Поддерживая голову, кое-как я смог заглянуть, что там так неудержимо сочиться. Оказалось, что из небольшой сквозной дырочки на шее медленно и лениво вытекает кровь… Насколько я помнил, такие дырки получаются когда в тело попадает пуля.

Видно, когда господин приступил к рыбному деликатесу, острая кижучёвая кость в момент попадания пули в шею, поперечно скокнула в горло. Да! Видно, киллер, дернул рукой, чуть изменилась траектория, пуля не пробила голову, а мудрено пронзила шею. Был ли задет шейный отдел позвоночника, было не ясно… Пуля прошла по касательной, нанесла разрушения и ушла в неизвестность.

Вместе с тем, сюрпризы продолжались. Раненный пулей и костью, опять стал выкидывать фортеля. Судя по всему, у него остановилось дыхание… Болевой шок блокировал работу сердца. Опять, вслух удивляясь своим фокусам, я совершенно бессознательно начал проводить непонятные манипуляции с телом. Одной рукой где-то надавливал, второй успевал поворачивать, что-то при этом пришептывал и присвистывал, как будто свистом подзывал его душу, уговаривая не оставлять тело. Делал массирующие движения, стучал в область сердца, пытаясь восстановить ритм.

Через какое-то время, из горла лежащего опять рванула рвота, а из раны потекла кровь. Окинув взглядом, что господин хороший изрыгнул из себя, удивился — он практически глотал вкуснятину, не пережёвывая её. Лежащий на боку пациент закашлялся. Открыв глаза, он прохрипел: «Кто ты..?» И снова потерял сознание.
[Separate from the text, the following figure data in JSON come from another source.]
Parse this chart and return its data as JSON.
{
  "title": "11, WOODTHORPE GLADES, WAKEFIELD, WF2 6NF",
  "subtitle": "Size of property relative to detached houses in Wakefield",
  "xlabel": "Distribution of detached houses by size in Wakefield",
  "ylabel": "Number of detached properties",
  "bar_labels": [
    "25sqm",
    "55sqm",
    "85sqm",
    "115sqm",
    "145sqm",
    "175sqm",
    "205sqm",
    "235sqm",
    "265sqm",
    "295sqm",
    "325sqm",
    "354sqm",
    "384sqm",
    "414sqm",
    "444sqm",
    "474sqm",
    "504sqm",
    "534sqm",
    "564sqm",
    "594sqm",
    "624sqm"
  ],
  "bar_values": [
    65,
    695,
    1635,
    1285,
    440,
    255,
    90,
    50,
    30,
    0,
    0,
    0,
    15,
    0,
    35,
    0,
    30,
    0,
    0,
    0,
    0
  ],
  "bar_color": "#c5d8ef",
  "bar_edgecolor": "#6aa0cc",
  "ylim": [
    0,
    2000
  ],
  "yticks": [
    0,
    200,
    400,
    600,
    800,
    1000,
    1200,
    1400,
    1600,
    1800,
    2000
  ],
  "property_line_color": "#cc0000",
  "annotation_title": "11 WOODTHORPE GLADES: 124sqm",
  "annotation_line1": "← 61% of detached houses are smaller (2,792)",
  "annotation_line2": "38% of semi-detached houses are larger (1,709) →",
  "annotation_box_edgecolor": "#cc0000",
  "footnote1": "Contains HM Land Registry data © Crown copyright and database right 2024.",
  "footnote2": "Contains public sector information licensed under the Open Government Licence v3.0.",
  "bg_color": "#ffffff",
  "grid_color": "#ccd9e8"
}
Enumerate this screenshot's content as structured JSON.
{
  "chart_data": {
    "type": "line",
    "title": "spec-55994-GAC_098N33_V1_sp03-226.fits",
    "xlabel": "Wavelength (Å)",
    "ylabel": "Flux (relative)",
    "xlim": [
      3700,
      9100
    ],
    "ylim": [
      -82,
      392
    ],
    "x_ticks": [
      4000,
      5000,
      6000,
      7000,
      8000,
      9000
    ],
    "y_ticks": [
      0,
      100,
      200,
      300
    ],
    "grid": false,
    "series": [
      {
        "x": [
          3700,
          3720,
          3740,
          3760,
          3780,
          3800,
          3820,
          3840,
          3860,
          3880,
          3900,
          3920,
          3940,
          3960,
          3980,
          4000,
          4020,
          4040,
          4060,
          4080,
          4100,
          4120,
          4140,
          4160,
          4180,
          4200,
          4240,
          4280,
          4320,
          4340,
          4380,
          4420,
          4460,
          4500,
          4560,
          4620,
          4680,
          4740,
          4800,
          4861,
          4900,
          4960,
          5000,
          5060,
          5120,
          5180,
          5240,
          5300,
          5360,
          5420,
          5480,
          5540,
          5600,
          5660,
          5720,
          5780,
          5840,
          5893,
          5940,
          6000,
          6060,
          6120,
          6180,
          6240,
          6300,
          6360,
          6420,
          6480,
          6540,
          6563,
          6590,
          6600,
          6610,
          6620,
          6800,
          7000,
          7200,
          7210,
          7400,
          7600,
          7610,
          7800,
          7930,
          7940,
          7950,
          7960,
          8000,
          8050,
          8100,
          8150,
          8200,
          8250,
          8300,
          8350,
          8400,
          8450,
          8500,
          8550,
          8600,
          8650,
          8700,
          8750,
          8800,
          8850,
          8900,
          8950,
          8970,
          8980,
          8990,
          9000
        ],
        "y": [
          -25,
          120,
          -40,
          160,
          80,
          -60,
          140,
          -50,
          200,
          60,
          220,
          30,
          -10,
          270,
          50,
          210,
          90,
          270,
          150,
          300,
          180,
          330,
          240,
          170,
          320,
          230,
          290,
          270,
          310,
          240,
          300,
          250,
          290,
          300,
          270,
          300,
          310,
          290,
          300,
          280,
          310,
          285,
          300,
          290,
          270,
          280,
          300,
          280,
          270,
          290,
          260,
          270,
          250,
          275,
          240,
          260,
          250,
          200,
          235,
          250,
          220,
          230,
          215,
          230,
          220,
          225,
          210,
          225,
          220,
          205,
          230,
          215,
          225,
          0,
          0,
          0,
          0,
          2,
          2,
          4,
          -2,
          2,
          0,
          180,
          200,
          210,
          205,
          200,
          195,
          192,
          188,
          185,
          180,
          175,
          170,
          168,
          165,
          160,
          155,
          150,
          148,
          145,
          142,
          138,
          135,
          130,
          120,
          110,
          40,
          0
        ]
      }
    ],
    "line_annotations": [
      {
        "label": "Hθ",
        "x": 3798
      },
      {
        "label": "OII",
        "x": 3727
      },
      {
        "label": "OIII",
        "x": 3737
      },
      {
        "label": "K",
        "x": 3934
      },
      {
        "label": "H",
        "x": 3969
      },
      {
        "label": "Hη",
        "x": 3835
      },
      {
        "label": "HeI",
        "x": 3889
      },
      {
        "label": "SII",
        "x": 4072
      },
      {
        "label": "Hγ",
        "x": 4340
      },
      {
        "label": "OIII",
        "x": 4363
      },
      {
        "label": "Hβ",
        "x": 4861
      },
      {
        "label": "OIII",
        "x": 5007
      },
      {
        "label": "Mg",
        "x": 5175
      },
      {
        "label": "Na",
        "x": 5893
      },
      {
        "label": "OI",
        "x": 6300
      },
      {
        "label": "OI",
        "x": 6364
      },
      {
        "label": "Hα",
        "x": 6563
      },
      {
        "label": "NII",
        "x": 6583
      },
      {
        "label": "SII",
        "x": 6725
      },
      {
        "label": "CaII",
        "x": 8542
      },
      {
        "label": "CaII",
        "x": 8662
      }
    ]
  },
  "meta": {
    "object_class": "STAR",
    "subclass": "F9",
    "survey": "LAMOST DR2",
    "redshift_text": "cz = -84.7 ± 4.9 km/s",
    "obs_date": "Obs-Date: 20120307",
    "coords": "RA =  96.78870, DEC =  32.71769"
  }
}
Мне казалось, все это продолжалось бесконечно долго, было ощущение, что время спрессовалось в длительный и бесконечный миг… Но после, просмотрев несколько раз телевизионную запись, убедился, всё это длилось не более двух минут, в течение которых я лихо отплясывал свой жизнеутверждающий танец.

Ну, и причем здесь глаза непальского монах?

Думаю, именно его взгляд подтолкнул меня к жертве попадания кости в горло.

Собственноручно завязав себе глаза, мы можем прийти к любому необходимому результату, т. к. самообман это непременный атрибут человеческого существования.